The end product formed in the disintegration of $^{222}_{88}$ Ra is:
A) $^{204}_{81}$ Tl
B) $^{206}_{82}$ Pb
C) $^{222}_{86}$ Rn
D) $^{207}_{83}$ Bi

Answer 1

Hint: The end product formation in the disintegration is based on the radioactive decay. The disintegration can occur through alpha decay, beta decay, and gamma decay. Identify the decay in Radium with the atomic number 88; and the end product could be known.
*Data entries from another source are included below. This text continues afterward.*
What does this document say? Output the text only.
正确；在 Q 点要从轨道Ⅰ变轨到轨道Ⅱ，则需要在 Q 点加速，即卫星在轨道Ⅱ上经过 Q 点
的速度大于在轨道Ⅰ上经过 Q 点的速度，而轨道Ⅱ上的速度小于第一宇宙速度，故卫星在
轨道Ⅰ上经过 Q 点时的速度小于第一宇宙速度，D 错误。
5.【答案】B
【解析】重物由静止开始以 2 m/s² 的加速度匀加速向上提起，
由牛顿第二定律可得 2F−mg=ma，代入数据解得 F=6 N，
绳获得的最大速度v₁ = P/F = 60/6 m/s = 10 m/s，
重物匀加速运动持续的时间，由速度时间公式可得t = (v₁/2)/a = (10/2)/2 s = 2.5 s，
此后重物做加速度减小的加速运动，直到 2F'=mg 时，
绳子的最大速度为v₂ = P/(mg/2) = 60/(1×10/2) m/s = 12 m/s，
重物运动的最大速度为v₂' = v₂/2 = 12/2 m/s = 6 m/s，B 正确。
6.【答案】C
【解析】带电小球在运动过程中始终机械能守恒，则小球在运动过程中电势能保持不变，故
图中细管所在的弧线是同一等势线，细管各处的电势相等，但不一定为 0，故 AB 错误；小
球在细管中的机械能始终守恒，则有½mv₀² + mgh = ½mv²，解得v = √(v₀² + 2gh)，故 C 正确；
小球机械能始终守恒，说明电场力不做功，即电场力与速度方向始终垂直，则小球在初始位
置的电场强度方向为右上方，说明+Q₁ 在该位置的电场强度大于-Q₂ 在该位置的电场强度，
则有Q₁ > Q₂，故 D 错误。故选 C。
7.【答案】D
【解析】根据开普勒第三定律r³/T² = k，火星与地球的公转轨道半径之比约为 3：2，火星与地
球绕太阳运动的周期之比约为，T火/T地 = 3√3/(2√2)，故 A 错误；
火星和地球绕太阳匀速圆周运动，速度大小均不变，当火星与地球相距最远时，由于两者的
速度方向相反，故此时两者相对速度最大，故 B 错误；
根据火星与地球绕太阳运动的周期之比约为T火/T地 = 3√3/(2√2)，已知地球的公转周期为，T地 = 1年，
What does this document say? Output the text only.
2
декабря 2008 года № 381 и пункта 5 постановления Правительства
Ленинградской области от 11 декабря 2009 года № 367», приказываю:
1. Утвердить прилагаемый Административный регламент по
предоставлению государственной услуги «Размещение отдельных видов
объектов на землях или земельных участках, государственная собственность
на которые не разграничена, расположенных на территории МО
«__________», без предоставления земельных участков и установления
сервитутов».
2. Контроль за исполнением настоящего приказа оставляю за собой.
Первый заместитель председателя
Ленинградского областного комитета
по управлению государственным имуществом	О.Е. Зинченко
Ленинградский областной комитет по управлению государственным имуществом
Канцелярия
Complete step by step answer:
*First, let us discuss the types of radioactive decay i.e. alpha, beta, and gamma decay.
*First, we will know about the alpha decay. When a nucleus emits an alpha particle, in consideration with the nucleus of helium as an alpha particle. There are two protons, and two neutrons.
*If we talk about the beta particle, it is considered to be a positron, or an electron, there is an increase in proton number.
*Now, talking about the gamma decay, the photon will be emitted.
*If we see the disintegration of a given element $^{222}_{88}$ Ra, then it will show the alpha, and beta decay.
*It means the emission of helium nucleus, as well as an electron (beta particle).
*The reaction can be represented as:
$^{222}_{88}$ Ra $\rightarrow$ $^{206}_{82}$ Pb + 4 $^{4}_{2}$ He + 2 ($^{0}_{-1}$ $\beta$)
*So, we can say that this is the balanced disintegration equation of radium with the atomic number 88, and it leads to the formation of element lead with the atomic number 82.
*In the last, we can conclude that the correct option is (B).

Note: Don’t get confused while identifying the end product in this disintegration. Here, we have considered the both decays, because in consideration with the single decay, we cannot attain the elements in the given option. Thus, we attained the lead element in consideration with both the decays.